This can result in the blacklisting of your IP address by IEDB, causing
403 errors when trying to use the RESTful API. In that case please open
a ticket with `IEDB support <http://help.iedb.org/>`_ to have your IP
address removed from the IEDB blacklist.

**Support for local installation of the IEDB Analysis Resources**

pVACsplice provides the option of using a local installation of the IEDB MHC
`class I <http://tools.iedb.org/mhci/download/>`_ and `class II <http://tools.iedb.org/mhcii/download/>`_
binding prediction tools.

.. warning::
Using a local IEDB installation is strongly recommended for larger datasets
or when the making predictions for many alleles, epitope lengths, or
prediction algorithms. More information on how to install IEDB locally can
be found on the :ref:`Installation <iedb_install>` page (note: the pvactools
docker image now contains IEDB).

**MHC Class I and Class II predictions**

Both MHC Class I and Class II predictions are supported.
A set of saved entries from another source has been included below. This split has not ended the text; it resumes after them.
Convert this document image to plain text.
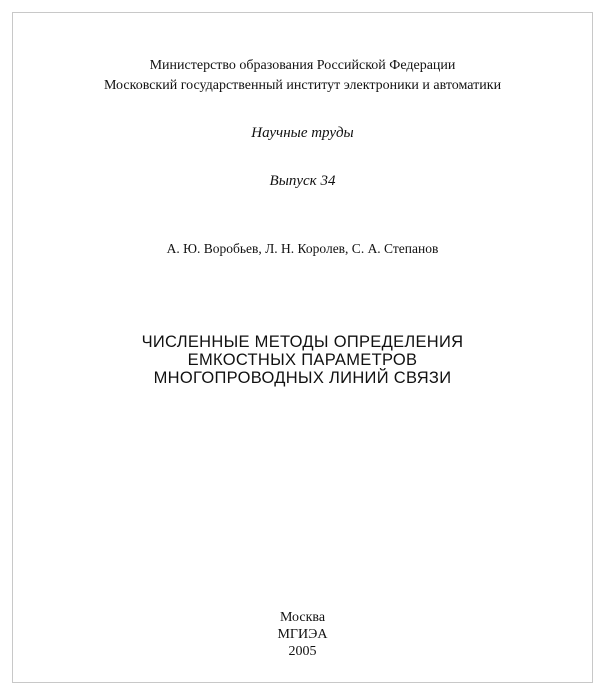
Министерство образования Российской Федерации
Московский государственный институт электроники и автоматики
Научные труды
Выпуск 34
А. Ю. Воробьев, Л. Н. Королев, С. А. Степанов
ЧИСЛЕННЫЕ МЕТОДЫ ОПРЕДЕЛЕНИЯ
ЕМКОСТНЫХ ПАРАМЕТРОВ
МНОГОПРОВОДНЫХ ЛИНИЙ СВЯЗИ
Москва
МГИЭА
2005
Simply choose the desired
prediction algorithms and HLA alleles during processing and Class I and Class II
prediction results will be written to their own respective subdirectories in your
output directory. pVACsplice supports binding affinity algorithms as well as elution
algortihms.

By using the IEDB RESTful web interface, pVACsplice leverages their extensive support of different prediction algorithms.

In addition to IEDB-supported prediction algorithms, we've also added support
for `MHCflurry <http://www.biorxiv.org/content/early/2017/08/09/174243>`_ and
`MHCnuggets <http://karchinlab.org/apps/appMHCnuggets.html>`_.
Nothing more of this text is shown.